Most of the British network is more fortunate, but even in large towns there is little chance of travelling early in the morning, let alone quickly. Stamford in Lincolnshire, for example, has no trains until midday. "It's extremely poor," said Terl Bryant, the mayor. "In fact I think it's disgusting that a family has to rely on a car to go outside the area. I used to travel everywhere by train when I was young."
The first Sunday train from Norwich to Liverpool does not even leave the station until 11.43 am. Trains from Sheffield to Plymouth depart rather more smartly at 9.41 am, but then take a staggering six hours and 44 minutes - an hour and 41 minutes longer than in the week. Even travellers on the prestige routes into London suffer. The 9.30am from Manchester requires an extra 42 minutes on the Sabbath.

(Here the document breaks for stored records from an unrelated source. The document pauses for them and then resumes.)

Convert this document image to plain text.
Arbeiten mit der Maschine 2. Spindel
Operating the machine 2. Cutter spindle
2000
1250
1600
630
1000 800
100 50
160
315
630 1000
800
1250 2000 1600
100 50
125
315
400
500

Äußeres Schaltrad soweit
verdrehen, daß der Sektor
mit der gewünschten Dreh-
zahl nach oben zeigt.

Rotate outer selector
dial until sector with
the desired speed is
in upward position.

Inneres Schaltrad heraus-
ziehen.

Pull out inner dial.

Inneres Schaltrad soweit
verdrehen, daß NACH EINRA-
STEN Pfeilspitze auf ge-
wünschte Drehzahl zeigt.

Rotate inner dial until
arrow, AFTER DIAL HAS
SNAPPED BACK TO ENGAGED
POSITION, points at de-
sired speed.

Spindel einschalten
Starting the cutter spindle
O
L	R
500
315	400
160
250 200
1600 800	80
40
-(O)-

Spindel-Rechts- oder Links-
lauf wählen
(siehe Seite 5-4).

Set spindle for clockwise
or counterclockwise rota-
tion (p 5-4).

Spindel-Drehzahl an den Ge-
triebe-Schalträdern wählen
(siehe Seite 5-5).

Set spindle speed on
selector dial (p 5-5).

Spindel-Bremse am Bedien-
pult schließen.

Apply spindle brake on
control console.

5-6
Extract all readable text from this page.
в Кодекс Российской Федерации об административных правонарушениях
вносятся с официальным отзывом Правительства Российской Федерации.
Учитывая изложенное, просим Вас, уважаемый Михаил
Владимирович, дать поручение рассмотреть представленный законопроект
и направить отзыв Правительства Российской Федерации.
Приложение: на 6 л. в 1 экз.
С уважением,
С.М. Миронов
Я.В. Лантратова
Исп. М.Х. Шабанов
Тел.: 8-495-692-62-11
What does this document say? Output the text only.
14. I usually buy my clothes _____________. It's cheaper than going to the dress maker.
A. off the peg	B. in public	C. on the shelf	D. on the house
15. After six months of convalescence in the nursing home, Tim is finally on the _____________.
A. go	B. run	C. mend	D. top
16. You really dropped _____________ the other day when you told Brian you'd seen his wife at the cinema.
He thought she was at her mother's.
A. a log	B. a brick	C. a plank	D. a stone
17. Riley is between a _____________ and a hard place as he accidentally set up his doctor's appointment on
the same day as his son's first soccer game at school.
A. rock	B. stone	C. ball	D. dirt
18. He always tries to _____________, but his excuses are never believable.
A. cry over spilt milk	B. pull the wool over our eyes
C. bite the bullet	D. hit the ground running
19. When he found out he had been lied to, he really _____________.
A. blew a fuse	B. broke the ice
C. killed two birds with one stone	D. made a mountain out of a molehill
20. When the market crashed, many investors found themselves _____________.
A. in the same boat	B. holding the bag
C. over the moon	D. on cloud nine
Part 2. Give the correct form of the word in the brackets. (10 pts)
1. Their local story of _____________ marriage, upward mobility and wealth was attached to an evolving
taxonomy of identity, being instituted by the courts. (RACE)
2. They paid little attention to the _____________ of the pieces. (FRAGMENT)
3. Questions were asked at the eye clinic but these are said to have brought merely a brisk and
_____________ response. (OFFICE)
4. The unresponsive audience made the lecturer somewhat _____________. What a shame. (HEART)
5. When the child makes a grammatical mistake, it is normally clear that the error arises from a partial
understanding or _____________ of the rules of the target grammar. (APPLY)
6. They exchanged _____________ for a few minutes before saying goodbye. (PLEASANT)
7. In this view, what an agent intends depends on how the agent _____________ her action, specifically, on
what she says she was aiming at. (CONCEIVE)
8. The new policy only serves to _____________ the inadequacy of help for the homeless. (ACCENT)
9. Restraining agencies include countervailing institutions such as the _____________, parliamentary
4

Railtrack claims the additional time is essential if it is to carry out routine maintenance and more substantial engineering work. The fact is, however, that Railtrack demands the extra time whether there is work to be done or not. Frustrated Sunday travellers on the West Coast main line sent on a time-consuming diversion through Northampton, would be even angrier if they knew there was no engineering work actually taking place. The leading railway analyst Barry Doe says that Railtrack looks on the Sunday network as "its own private playground".
This is not the sort of system favoured by consumer groups like the Rail Passengers Council, which is pressing for "a 24 hours a day, seven days a week railway". After all, Britain's continental rivals manage to do things differently. Travellers in Switzerland and Holland have never heard of a Sunday timetable, as their national railways run the same service every day of the week, a state of affairs most British rail users can only dream about.
Passengers in West Sussex and Hampshire may be an exception. Dutch Railways, are bidding to take over the franchise in conjunction with First Group, and promise to bring a seven-day timetable with them. "It's quite simple," said Michiel Jonker of Dutch Railways NS. "We have a programme of maintenance where tracks are taken out of service and completely overhauled. But we do have a full timetable at the weekends. To do it in Britain we would have to have a system more or less comparable with the Dutch."
Unfortunately Railtrack has other ideas, claiming that the British network is so intensively used, it cannot be compared with railways elsewhere. Weekends, said a spokesman, are the only realistic time for maintenance. "We're currently embarking on the biggest railway investment in infrastructure since the railway was built - you can't do that overnight.
"We're working towards a seven-day railway, but its a long-term project and only possible around the fringes."
There is, of course another factor: "Our customers, the train operating companies, want us to keep engineering work away from disrupting their most profitable trains," he said. By which he meant those expensive morning business services that most ordinary people cannot afford to take."